Home BERITA Aksi Bancakan, Refleksi 9 tahun Keistimewaan Yogyakarta

Aksi Bancakan, Refleksi 9 tahun Keistimewaan Yogyakarta

by lpm_arena
Print Friendly, PDF & Email

Siang itu, Selasa (31/08), paguyuban Pedagang Kaki Lima (PKL) yang tergabung dalam Forum Warga Yogyakarta menggelar aksi bancakan memperingati sembilan tahun hari lahir Keistimewaan Yogyakarta. Dalam aksi tersebut, mereka mengenakan lurik pakaian khas Yogyakarta dan mengarak nasi urap yang dibungkus daun pisang mulai dari Alun-alun Utara sampai kawasan Pasar Beringharjo. Setelah menggelar prosesi doa bersama memohon keselamatan dan kesejahteraan di masa pandemi ini, mereka lantas membagikan nasi urap tersebut ke warga sekitar.

Aksi tersebut merupakan refleksi atas hampir satu dasawarsa pemberian gelar Keistimewaan Yogyakarta. Sebelumnya, pada 2012 istilah ”Keistimewaan Yogyakarta” lahir pasca disahkannya undang-undang (UU) Keistimewaan Yogyakarta nomor 13 tahun 2012 oleh Susilo Bambang Yudhoyono. Dengan adanya gelar keistimewaan tersebut, paguyuban PKL berharap dapat lebih diberdayakan secara ekonomi, terlebih di masa pandemi Covid-19 ini.

“Seharusnya pemerintah mampu menggunakan UU Keistimewaan tersebut untuk mencegah pandemi tetapi juga menumbuhkan ekonomi. Belum lagi upah buruh dan pedagang yang terdampak pandemi. Lalu apa sumbangsih dari keistimewaan?” tegas Ade Irsyad, salah satu masa aksi.
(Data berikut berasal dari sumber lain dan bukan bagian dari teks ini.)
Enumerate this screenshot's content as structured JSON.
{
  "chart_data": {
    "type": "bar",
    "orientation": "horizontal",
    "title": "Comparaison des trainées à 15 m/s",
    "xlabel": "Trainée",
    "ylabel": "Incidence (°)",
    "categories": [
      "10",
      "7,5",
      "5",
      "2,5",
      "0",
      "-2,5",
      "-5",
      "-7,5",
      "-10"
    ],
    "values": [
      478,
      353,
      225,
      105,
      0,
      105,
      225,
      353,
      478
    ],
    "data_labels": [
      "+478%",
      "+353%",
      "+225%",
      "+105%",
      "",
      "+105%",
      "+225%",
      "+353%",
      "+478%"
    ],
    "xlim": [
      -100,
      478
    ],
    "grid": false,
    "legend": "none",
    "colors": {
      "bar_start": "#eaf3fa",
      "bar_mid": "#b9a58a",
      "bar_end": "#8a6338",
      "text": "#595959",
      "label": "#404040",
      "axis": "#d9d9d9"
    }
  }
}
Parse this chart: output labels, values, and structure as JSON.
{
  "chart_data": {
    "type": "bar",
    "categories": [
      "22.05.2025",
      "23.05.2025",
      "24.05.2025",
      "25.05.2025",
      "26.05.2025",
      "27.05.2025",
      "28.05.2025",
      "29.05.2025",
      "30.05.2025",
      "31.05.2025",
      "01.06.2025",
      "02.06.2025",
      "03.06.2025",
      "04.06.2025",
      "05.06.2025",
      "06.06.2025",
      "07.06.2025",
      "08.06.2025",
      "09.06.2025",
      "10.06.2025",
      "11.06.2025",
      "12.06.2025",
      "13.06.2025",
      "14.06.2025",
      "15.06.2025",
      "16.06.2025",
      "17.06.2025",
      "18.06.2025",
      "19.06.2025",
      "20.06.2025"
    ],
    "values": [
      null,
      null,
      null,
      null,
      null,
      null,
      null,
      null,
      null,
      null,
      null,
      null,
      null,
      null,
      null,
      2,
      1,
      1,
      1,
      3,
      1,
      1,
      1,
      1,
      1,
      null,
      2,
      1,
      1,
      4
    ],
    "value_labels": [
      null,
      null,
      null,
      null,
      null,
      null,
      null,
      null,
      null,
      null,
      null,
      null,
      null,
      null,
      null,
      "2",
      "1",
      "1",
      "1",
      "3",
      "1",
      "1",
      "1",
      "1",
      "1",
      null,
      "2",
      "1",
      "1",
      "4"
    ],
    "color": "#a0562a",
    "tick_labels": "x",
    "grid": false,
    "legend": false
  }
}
Harapan tersebut hingga kini tidak disambut gayung oleh pemerintah DIY. Menurut catatan dari Jogja Corruption Watch (JCW), pemerintah justru lebih memfokuskan pada pembangunan infrastruktur seperti pagar yang mengelilingi Alun-Alun Utara ataupun pembangunan kamar mandi bawah tanah di depan Bank Rakyat Indonesia (BRI) yang berkisar total mencapai 8 Milyar.
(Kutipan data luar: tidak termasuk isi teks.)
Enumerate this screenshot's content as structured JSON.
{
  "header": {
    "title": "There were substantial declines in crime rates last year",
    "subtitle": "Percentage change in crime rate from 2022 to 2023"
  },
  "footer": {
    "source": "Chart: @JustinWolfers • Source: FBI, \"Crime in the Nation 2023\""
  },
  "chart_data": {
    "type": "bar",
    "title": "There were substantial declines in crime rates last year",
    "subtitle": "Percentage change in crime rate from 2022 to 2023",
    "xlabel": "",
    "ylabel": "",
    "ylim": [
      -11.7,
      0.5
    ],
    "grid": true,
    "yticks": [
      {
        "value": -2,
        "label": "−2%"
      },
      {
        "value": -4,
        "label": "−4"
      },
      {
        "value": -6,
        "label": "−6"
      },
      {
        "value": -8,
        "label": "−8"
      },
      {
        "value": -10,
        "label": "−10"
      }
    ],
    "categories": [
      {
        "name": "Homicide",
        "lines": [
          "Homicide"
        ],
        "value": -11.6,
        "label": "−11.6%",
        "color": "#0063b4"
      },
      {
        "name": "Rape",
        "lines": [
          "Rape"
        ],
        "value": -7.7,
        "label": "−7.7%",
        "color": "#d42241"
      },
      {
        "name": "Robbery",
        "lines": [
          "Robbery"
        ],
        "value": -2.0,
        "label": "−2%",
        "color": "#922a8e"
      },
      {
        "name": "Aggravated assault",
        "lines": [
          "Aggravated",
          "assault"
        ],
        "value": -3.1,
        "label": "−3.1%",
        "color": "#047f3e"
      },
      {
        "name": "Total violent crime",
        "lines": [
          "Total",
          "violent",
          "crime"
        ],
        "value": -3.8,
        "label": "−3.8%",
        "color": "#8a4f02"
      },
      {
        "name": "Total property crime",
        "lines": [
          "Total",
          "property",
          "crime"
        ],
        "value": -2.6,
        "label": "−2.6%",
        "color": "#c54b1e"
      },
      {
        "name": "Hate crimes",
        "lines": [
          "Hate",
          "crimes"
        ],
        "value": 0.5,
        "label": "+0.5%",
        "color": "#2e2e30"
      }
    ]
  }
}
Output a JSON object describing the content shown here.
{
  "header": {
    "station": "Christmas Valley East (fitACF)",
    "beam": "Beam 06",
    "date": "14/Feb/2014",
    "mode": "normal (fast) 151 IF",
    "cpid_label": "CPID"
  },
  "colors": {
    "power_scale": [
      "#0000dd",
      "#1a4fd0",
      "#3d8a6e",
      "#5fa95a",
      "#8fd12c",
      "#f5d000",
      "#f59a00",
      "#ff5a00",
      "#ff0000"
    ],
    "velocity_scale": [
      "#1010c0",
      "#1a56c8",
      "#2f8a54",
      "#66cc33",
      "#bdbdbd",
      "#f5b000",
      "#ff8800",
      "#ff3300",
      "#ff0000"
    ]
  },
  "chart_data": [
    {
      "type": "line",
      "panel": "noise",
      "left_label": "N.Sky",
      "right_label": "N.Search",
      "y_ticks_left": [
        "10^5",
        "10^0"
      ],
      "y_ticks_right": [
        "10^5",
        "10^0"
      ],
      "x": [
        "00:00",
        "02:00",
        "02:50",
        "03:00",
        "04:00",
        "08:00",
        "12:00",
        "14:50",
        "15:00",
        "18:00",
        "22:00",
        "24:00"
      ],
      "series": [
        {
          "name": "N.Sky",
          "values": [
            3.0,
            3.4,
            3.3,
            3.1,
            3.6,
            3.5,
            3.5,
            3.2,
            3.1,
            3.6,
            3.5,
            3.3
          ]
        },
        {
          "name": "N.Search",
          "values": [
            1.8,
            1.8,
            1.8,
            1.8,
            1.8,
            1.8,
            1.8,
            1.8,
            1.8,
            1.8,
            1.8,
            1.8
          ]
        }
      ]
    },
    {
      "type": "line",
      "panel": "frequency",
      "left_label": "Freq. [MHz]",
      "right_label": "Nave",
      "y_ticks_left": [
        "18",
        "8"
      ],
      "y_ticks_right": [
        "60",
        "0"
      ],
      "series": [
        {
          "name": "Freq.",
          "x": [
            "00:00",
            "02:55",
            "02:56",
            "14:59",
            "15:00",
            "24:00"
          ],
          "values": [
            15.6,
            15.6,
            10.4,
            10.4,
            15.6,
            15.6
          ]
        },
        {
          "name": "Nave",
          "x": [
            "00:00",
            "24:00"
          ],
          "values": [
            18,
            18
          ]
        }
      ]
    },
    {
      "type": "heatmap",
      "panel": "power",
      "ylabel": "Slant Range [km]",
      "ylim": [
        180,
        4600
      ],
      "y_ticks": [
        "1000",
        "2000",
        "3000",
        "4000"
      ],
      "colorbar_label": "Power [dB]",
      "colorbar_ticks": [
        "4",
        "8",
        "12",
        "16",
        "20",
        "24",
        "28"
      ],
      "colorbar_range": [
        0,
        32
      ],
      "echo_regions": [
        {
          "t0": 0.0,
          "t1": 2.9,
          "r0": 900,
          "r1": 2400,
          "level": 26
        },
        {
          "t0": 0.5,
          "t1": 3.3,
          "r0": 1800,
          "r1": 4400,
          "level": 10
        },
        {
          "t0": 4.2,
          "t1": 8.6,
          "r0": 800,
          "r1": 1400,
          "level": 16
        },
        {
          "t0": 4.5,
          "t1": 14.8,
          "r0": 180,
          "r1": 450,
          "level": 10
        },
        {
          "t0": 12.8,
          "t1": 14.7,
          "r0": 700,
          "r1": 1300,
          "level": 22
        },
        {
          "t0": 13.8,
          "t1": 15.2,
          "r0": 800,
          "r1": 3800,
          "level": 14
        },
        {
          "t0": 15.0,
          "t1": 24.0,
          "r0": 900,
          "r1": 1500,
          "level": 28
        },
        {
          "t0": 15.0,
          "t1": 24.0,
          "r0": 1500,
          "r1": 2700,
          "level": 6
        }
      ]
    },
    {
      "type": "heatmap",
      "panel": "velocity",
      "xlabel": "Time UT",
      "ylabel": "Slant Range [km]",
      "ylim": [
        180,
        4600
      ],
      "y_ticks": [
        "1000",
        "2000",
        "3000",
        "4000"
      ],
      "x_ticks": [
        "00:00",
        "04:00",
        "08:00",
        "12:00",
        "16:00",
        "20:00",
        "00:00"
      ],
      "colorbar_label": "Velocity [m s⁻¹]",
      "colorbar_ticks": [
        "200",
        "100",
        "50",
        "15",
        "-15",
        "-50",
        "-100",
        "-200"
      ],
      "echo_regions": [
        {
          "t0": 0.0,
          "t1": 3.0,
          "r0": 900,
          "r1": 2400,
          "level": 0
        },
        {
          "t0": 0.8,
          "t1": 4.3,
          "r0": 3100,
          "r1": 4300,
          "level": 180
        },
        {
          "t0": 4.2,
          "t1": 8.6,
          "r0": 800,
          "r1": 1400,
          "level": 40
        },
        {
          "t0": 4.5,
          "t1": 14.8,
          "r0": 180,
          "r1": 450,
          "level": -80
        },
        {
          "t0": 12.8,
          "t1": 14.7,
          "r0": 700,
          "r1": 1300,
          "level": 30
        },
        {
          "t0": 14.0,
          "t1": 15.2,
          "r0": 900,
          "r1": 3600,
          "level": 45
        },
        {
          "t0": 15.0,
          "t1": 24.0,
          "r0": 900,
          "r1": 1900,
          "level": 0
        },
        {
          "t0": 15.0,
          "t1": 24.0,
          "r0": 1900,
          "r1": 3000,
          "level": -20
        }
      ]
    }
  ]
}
Padahal, menurut warga dana keistimewaan atau yang kerap disebut “danais” tersebut seharusnya bisa digunakan sebagai bantuan sosial untuk masyarakat kecil yang terdampak pandemi, seperti PKL ataupun pekerja informal di Yogyakarta.
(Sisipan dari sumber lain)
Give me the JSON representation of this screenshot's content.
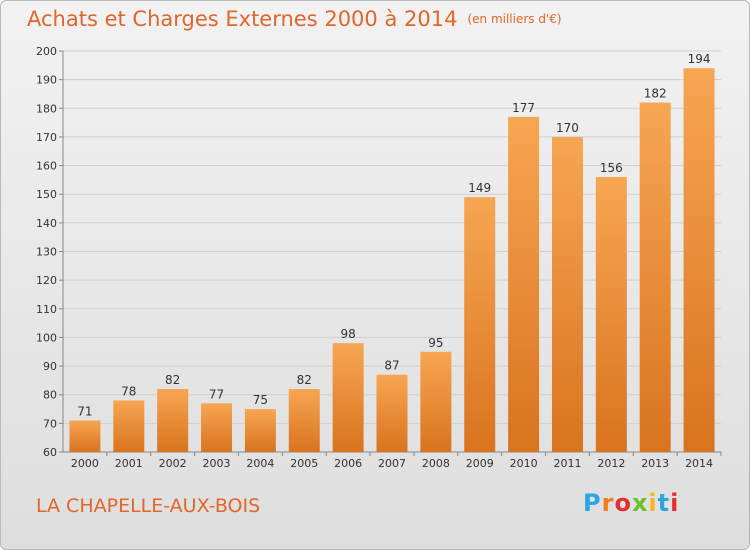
{
  "header": {
    "title": "Achats et Charges Externes 2000 à 2014",
    "subtitle": "(en milliers d'€)"
  },
  "footer": {
    "commune": "LA CHAPELLE-AUX-BOIS",
    "logo": "Proxiti"
  },
  "colors": {
    "bar_light": "#f7a653",
    "bar_dark": "#d9731e",
    "title": "#e0662a",
    "logo": [
      "#2aa6e0",
      "#f07c1c",
      "#e03030",
      "#6cbf2a",
      "#f2b821",
      "#2aa6e0",
      "#e03030"
    ]
  },
  "chart_data": {
    "type": "bar",
    "title": "Achats et Charges Externes 2000 à 2014",
    "categories": [
      "2000",
      "2001",
      "2002",
      "2003",
      "2004",
      "2005",
      "2006",
      "2007",
      "2008",
      "2009",
      "2010",
      "2011",
      "2012",
      "2013",
      "2014"
    ],
    "values": [
      71,
      78,
      82,
      77,
      75,
      82,
      98,
      87,
      95,
      149,
      177,
      170,
      156,
      182,
      194
    ],
    "ylim": [
      60,
      200
    ],
    "yticks": [
      60,
      70,
      80,
      90,
      100,
      110,
      120,
      130,
      140,
      150,
      160,
      170,
      180,
      190,
      200
    ],
    "grid": true
  }
}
Danais salah satunya disalurkan ke koperasi yang selanjutnya dapat menjadi pinjaman lunak untuk para pedagang dan nantinya harus dikembalikan dalam kurun waktu tertentu. Akan tetapi proses pencarian pinjaman lunak tersebut cenderung susah diakses oleh para PKL. Pasalnya, tidak semua pedagang kaki lima terdaftar dalam anggota koperasi.

“Danais masuknya melalui koperasi, lha, PKL yang tidak masuk koperasi tidak tahu kalau ada pinjaman dana. Terlebih ekonomi yang serba susah di masa seperti ini, seharusnya kita dikasih jatah hidup, bukan suruh mengembalikan. Mau mengembalikan pakai apa kalo seperti ini?” keluh Sani, salah satu PKL Sunday Morning (Sunmor).

Sani dan para pedagang Sunmor lain memang tidak berjualan semenjak Sunmor tutup dan terpaksa mencari penghasilan lain. Tutupnya Sunmor dan berbagai pembatasan PKL akibat Covid-19 turut membuat kondisi ekonomi Sani dan PKL lain kelimpungan.

Hal itu yang mendasari ia dan para pedagang lain membuat aksi bancakan yang memilki dua filosofis. Pertama, aksi ini merupakan tradisi berbagi apabila ingin hidup selamat dan sejahtera. Sedangkan yang kedua, merupakan bentuk satire kepada pemerintah yang kurang maksimal dalam mengalokasikan dana keistimewaan untuk korban terdampak covid-19.

“Kami cuma mau memperuangkan teman-teman pedagang yang terampak PPKM level empat ini. Kita udah enggak bisa jualan lagi, dan harapannya pemerintah dapat melihat dan memperhatikan, walaupun dari pemerintah sendiri sudah terkesan tidak peduli,” pungkas Sani.